Objectives of Due Diligence
- To assess legal and potential pitfalls of the transaction
- To know the positives and negatives of the transaction
- To uncover hidden liabilities of the organisation
- To stand in a better bargaining position
- To evaluate financial aspects of the transaction
- To identify strengths and weaknesses of the business
- To ensure complete and adequate disclosures
- To enhance stakeholders’ confidence
Transactions Requiring Due Diligence
Due diligence is crucial for every business deal, but especially for:
- Merger and Amalgamation
- Partnership
- Joint Venture & Collaborations
- Public Offer
Scope of Due Diligence
The scope of due diligence depends upon transaction to transaction. Due diligence is wider in scope as compared to audit. While performing due diligence one must be aware of the objective for which he is undertaking due diligence process. Due diligence is generally understood by the legal, financial and business potentials with respect to various disclosures as to assets and liabilities, intellectual property rights, pending litigations against the target company, various tax related matters of the target company.
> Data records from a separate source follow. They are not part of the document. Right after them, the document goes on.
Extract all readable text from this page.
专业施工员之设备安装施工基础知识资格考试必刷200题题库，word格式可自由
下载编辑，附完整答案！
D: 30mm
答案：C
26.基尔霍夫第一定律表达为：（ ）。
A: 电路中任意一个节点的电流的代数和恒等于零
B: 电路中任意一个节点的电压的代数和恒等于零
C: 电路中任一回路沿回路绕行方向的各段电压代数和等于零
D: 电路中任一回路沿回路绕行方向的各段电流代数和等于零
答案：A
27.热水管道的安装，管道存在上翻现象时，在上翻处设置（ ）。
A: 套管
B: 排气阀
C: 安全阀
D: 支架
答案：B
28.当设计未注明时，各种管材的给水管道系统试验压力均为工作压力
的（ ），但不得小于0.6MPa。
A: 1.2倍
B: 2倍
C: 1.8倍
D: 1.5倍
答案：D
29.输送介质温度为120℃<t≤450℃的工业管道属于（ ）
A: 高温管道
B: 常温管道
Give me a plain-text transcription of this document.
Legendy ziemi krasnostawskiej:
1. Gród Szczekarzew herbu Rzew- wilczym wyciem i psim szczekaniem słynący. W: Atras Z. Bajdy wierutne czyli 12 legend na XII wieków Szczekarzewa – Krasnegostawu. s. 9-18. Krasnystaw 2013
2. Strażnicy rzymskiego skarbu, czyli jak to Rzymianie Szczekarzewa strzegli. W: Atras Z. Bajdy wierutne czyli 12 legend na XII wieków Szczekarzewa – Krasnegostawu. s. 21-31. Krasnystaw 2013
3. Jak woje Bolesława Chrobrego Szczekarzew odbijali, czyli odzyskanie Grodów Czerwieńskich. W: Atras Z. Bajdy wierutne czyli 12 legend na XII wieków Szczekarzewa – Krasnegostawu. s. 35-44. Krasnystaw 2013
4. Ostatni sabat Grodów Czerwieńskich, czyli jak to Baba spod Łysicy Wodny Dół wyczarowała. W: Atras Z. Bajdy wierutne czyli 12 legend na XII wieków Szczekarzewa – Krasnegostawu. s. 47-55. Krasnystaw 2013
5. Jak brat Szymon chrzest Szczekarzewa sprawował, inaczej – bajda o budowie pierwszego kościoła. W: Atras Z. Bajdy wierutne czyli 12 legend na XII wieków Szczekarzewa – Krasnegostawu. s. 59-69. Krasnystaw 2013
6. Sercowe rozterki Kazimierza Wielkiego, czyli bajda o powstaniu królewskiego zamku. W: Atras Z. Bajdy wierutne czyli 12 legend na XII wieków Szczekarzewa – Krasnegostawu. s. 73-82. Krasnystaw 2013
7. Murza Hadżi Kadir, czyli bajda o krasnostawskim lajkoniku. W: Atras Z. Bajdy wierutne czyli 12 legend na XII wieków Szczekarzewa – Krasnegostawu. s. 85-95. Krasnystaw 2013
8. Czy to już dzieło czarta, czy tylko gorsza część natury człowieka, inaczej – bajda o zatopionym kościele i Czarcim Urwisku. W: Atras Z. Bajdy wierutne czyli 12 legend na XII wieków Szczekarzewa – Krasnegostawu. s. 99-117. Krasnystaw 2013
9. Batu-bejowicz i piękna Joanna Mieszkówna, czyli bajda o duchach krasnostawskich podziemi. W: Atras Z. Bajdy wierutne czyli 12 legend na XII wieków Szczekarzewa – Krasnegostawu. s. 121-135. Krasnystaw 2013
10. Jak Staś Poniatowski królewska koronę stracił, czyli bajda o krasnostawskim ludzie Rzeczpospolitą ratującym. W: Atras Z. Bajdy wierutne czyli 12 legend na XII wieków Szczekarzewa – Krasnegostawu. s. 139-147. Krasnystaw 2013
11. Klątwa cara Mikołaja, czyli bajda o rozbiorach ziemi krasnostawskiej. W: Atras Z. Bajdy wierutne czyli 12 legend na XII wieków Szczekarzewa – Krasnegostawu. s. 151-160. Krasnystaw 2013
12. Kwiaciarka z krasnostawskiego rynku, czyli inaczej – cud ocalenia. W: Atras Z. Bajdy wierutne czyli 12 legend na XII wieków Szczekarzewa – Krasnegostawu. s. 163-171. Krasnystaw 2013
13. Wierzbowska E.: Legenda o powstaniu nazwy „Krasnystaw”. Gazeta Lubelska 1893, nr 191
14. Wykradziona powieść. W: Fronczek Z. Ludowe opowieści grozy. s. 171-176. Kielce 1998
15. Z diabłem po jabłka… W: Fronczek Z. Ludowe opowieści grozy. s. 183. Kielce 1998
Thus, due diligence process has to be done according to the transactions to be entered into with the objective in mind.
Types of Due Diligence
Documents Reviewed in Due Diligence
- Basic Company Information & Charter Documents
- Financial Statements & Tax Records
- Business Agreements & Contracts
- Litigation Details
- IPR Records
- HR & Insurance Information
- Environmental & Cultural Aspects
Stages of Due Diligence
Pre-Diligence: Preparation, signing NDAs, collecting documents, creating data room.
Diligence: Review documents, prepare diligence report (Deal Breakers, Diluters, Cautioners, Makers).
Post-Diligence: Rectify non-compliances, file petitions, negotiate agreements.
Data Room in Due Diligence
A Data Room stores confidential documents like trade secrets, IPR, financial data, and litigation papers.
It can be Physical or Virtual, with Virtual being cost-effective and accessible 24×7.
Conclusion
Due diligence is a must for any business transaction. It helps avoid risks, uncover hidden liabilities,
and ensures informed decision-making for successful deals.